Pathology

Pathology/C/3

Anemia of blood loss

出血性貧血(失血性貧血)

タグ
High-yield / ポイント

1. Blood loss anemia (hemorrhage)

Acute blood loss

  • Immediate danger is hypovolemic shock, not the anemia itself.
  • Compensation: ↑EPO → increased RBC production over time.
  • Morphology: typically normocytic, normochromic early.

Chronic blood loss

  • Common sources: GI tract (polyps, ulcers, cancers) and urogenital tract (e.g., menstrual bleeding).
  • Sustained loss → iron stores used up → secondary iron deficiency anemia.
  • Morphology: microcytic, hypochromic.

2. Hemolytic anemia (↑RBC destruction) — overview

Key features:

a) Decreased RBC lifespan

b) Compensatory ↑erythropoiesis → reticulocytosis

c) Accumulation of breakdown products (bilirubin, etc.)
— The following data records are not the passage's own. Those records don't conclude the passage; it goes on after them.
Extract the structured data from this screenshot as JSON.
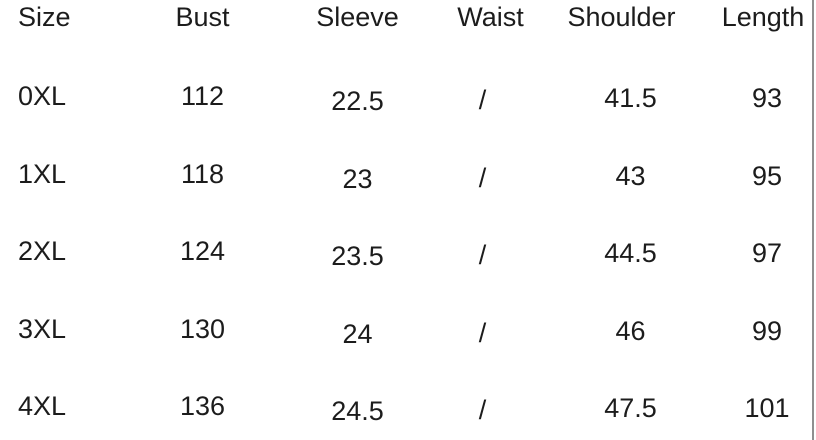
{
  "chart_data": {
    "type": "table",
    "columns": [
      "Size",
      "Bust",
      "Sleeve",
      "Waist",
      "Shoulder",
      "Length"
    ],
    "rows": [
      [
        "0XL",
        "112",
        "22.5",
        "/",
        "41.5",
        "93"
      ],
      [
        "1XL",
        "118",
        "23",
        "/",
        "43",
        "95"
      ],
      [
        "2XL",
        "124",
        "23.5",
        "/",
        "44.5",
        "97"
      ],
      [
        "3XL",
        "130",
        "24",
        "/",
        "46",
        "99"
      ],
      [
        "4XL",
        "136",
        "24.5",
        "/",
        "47.5",
        "101"
      ]
    ]
  },
  "colors": {
    "text": "#1c1c1c",
    "right_divider": "#8f8f8f",
    "background": "#ffffff"
  }
}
d) Marrow erythroid hyperplasia; severe cases → extramedullary hematopoiesis

Patterns of hemolysis

Intravascular hemolysis

  • RBC destruction in circulation → hemoglobinemia, hemoglobinuria, hemosiderinuria
  • Hb casts may injure kidney → acute tubular necrosis
  • Unconjugated bilirubin → jaundice

Extravascular hemolysis

  • RBC removal by macrophages in spleen/liver
  • No hemoglobinemia/hemoglobinuria
  • Can cause pigment gallstones, splenomegaly, jaundice

3. Selected high-yield causes of hemolytic anemia

3.1 Hereditary spherocytosis

  • Inherited membrane/cytoskeleton defects (often AD) → spherocytes (round, hyperchromic, no central pallor)
  • Less deformable → trapped and destroyed in spleen (extravascular hemolysis)

Clinical

  • Anemia + jaundice
  • Splenomegaly
  • Pigment gallstones (common)
  • Aplastic crisis with parvovirus B19

Tx: splenectomy may help but ↑infection risk


3.2 Sickle cell disease

  • β-globin mutation (Glu→Val at position 6) → HbS
  • Deoxygenation → HbS polymerizes → sickling (initially reversible; repeated episodes damage membrane → irreversible)

Consequences

  1. Chronic hemolytic anemia

  2. Microvascular occlusion → ischemia/infarcts (bone, brain, kidney, lung, etc.)

Clinical

  • Pain (vaso-occlusive) crises
  • Acute chest syndrome
  • Stroke
  • Functional asplenia → infections

3.3 Thalassemias

  • Reduced synthesis of α or β chains → unpaired chain precipitation → RBC damage
  • Microcytic hypochromic anemia, target cells, marrow expansion with skeletal changes; hepatosplenomegaly (extramedullary hematopoiesis)

3.4 G6PD deficiency

  • RBCs vulnerable to oxidative stress → episodic intravascular hemolysis
  • Oxidized Hb precipitates → Heinz bodies; splenic removal → bite cells
  • Triggers: drugs (e.g., sulfonamides), infections; more severe in males (X-linked)

3.5 Autoimmune hemolytic anemia (AIHA)

Diagnosis: direct Coombs test (IgG and/or C3 on RBCs)

  • Warm AIHA (IgG, active at 37°C)
    • Often idiopathic or associated with autoimmune disease
    • Extravascular hemolysis; can create spherocytes
    • Drug-associated examples include penicillin, α-methyldopa
  • Cold AIHA (IgM, active <30°C)
    • IgM binds in cooler extremities; complement deposition persists → extravascular hemolysis

3.6 Mechanical hemolysis

  • Traumatic hemolysis: repetitive mechanical injury (e.g., artificial valves, extreme exercise)
  • Microangiopathic hemolytic anemia (MAHA): small vessel lesions (DIC, malignant HTN, vasculitis, disseminated cancer) → schistocytes

3.7 Paroxysmal nocturnal hemoglobinuria (PNH)

  • Acquired PIGA mutation → loss of complement-protective surface proteins → complement-mediated RBC lysis
  • Hemolysis classically “nocturnal” conceptually (more complement fixation with acidosis during sleep)

💡 High-yield: Acute blood loss → shock risk; chronic blood loss → iron deficiency. Hemolysis: intra- vs extravascular. Classic entities: hereditary spherocytosis (spherocytes + splenomegaly), sickle cell (vaso-occlusion), G6PD (Heinz bodies/bite cells), AIHA (Coombs+), MAHA (schistocytes).